Unlike past years, there is a good supply of the vaccine locally, he said.

“There is no shortage of influenza vaccine. Vaccination remains the single most effective means of preventing illness, hospitalization, and other complications,” he said.

In Mono County, about 20 percent of the population—about 3,000 people out of 14,000—has received the vaccination so far, he said.

“That’s not great,” he said. “But it’s about the same nationally. Unfortunately, another reason younger people are dying from the flu is that they (young adults) are the group least likely to get the vaccine.”
Another thing that makes the flu problematic is that flu symptoms can mimic the symptoms of other illnesses that are also common at this time of year.

“Many have asked about illnesses that are probably not ‘the flu,’ Johnson said. “For instance, there is a gastrointestinal illness ‘going around’ with vomiting and diarrhea. This is most likely what is known as ‘norovirus’, or the ‘winter vomiting disease.’ True influenza does not present with this picture.

“There are also other respiratory diseases in circulation, characterized by prolonged coughing, without much fever or the body aches that are part of the influenza picture. This is most likely what is known as the metapneumovirus,” he said.

What are the symptoms of the flu?
• A 100 F or higher fever or feeling feverish (not everyone with the flu has a fever)
• A cough and/or sore throat
• A runny or stuffy nose
• Headaches and/or body aches
• Chills
• Fatigue
• Nausea, vomiting, and/or diarrhea (most common in children)

Do I have the flu or a cold?
The flu and the common cold have similar symptoms. It can be difficult to tell the difference between them. Your health care provider can give you a test within the first few days of your illness to determine whether or not you have the flu. In general, the flu is worse than the common cold. Symptoms such as fever, body aches, tiredness, and cough are more common and intense with the flu. People with colds are more likely to have a runny or stuffy nose.

When am I contagious and how is the flu spread?
• Most healthy adults may be able to infect other people beginning one day before symptoms develop and up to five to seven days after becoming sick.
• Children may pass the virus for longer than seven days.
• Symptoms start one to four days after the virus enters the body.
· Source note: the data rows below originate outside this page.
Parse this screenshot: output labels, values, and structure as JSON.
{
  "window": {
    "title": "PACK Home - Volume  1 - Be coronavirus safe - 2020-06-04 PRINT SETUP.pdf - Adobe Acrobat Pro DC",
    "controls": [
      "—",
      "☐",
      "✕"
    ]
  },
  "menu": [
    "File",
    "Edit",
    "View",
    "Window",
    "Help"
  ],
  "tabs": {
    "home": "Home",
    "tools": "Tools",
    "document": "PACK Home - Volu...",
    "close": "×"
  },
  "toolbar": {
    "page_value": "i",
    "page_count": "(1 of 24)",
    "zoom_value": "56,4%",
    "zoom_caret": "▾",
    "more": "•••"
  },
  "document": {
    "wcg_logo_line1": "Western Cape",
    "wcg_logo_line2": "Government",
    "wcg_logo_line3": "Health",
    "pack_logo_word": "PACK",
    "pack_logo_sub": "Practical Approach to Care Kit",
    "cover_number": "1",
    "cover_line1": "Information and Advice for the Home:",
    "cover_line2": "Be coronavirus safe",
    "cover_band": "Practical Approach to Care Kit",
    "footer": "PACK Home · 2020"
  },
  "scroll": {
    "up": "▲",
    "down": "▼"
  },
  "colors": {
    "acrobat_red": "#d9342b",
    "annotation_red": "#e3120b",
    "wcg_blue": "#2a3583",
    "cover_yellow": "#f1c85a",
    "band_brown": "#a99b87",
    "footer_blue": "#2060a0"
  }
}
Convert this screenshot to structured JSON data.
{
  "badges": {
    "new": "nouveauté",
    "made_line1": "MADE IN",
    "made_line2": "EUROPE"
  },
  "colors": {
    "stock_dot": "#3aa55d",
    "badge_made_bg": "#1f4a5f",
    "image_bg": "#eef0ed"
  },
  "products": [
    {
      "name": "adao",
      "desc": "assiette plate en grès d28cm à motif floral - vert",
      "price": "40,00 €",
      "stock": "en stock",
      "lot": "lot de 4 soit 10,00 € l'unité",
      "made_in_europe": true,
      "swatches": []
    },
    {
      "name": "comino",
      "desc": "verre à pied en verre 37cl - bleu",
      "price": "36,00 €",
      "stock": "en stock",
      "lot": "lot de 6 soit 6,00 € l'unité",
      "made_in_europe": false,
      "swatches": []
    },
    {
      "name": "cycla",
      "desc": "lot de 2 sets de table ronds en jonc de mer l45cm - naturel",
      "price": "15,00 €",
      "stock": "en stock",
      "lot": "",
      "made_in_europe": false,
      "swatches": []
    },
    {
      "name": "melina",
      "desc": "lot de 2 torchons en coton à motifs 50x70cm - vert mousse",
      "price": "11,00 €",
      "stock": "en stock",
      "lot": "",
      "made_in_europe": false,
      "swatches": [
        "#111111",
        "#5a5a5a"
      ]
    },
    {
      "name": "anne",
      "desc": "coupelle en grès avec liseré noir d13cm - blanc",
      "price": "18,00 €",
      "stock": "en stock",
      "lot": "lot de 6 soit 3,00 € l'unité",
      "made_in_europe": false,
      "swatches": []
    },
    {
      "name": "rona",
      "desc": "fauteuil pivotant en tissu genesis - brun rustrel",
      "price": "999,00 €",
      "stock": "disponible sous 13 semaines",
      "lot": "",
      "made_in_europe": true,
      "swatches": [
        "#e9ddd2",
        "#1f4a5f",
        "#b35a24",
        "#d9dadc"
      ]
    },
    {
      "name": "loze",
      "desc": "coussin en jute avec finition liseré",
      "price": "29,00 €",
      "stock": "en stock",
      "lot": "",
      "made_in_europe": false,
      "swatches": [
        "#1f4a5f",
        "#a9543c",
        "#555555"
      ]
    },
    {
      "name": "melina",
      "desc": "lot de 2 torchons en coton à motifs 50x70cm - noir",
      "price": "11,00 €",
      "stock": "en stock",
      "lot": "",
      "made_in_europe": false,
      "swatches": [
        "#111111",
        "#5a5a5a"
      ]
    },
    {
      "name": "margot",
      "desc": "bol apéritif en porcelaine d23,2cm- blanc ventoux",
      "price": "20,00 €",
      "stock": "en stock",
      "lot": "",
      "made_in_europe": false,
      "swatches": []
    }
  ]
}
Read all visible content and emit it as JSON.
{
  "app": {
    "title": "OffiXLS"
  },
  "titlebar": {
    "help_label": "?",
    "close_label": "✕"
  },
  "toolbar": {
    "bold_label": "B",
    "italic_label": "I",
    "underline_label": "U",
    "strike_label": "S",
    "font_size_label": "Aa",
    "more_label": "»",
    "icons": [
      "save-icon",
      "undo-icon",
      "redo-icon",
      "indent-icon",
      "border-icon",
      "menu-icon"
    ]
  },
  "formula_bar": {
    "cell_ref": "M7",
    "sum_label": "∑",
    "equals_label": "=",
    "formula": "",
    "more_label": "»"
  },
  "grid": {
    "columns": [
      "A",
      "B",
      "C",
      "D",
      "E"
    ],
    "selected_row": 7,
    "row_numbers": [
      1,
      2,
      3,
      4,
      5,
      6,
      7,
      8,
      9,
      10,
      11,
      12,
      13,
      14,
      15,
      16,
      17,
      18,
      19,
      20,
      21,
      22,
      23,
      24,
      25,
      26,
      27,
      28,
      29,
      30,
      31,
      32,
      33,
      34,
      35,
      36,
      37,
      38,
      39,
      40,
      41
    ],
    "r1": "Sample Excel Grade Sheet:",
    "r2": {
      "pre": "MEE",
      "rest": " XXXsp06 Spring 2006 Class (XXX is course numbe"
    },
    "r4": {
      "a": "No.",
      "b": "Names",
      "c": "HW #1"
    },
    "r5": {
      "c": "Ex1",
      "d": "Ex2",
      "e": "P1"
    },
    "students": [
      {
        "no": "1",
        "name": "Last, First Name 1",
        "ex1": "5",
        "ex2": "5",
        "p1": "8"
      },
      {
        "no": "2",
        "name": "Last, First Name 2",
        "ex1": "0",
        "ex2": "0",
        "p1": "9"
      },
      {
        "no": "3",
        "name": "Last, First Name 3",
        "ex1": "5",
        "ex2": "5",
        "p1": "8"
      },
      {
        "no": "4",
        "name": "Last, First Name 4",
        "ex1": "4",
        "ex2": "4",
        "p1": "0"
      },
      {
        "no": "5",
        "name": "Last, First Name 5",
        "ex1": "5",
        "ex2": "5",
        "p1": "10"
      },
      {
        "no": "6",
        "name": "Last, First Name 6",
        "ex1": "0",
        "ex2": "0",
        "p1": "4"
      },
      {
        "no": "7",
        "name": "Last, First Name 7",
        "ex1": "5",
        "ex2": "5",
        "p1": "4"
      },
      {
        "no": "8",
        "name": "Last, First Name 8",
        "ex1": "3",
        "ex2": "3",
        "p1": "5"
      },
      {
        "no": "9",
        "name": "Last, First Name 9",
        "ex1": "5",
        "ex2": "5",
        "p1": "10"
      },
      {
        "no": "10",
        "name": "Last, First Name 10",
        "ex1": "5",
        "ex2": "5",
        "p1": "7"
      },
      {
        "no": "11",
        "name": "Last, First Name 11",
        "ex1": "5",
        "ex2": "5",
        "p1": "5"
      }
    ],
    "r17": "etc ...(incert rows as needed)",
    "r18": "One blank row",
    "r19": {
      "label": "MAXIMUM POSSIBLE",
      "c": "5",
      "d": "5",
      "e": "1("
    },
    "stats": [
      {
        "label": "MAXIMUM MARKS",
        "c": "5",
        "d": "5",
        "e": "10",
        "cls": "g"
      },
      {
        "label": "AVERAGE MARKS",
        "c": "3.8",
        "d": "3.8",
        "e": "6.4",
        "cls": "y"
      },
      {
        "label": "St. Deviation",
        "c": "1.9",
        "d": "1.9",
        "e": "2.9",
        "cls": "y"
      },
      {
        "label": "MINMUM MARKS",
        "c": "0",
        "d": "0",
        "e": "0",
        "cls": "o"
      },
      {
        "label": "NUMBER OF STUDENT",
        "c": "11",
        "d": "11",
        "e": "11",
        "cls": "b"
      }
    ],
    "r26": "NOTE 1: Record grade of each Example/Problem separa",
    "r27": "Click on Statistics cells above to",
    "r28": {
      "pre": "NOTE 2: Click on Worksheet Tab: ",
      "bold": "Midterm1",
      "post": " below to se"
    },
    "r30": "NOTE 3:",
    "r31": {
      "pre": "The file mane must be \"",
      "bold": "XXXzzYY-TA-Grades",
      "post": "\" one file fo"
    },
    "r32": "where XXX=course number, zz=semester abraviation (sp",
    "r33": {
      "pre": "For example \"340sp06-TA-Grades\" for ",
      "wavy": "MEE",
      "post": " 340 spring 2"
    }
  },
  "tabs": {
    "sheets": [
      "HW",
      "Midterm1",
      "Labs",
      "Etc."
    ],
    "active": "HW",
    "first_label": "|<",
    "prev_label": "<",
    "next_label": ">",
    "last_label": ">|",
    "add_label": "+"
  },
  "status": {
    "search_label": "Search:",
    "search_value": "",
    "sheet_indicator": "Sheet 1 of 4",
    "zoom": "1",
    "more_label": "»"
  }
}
That means that you may be able to pass on the flu to someone else before you know you are sick, as well as while you are sick.
• Some people can be infected with the flu virus but have no symptoms. During this time, those persons may still spread the virus to others.
• People with flu can spread it to others up to about 6 feet away.
• Most experts think that flu viruses are spread mainly by droplets made when people with flu cough, sneeze or talk. These droplets can land in the mouths or noses of people who are nearby or possibly be inhaled into the lungs.
• Less often, a person might also get flu by touching a surface or object that has flu virus on it and then touching their own mouth or nose.

How to avoid the flu
• Get vaccinated
• Stay away from sick people and stay home if sick.
• Wash hands often with soap and water. If soap and water are not available, use an alcohol-based hand rub.
• Linens, eating utensils, and dishes belonging to those who are sick should not be shared without washing thoroughly first. Eating utensils can be washed either in a dishwasher or by hand with water and soap.
• Frequently touched surfaces should be cleaned and disinfected at home, work and school, especially if someone is ill.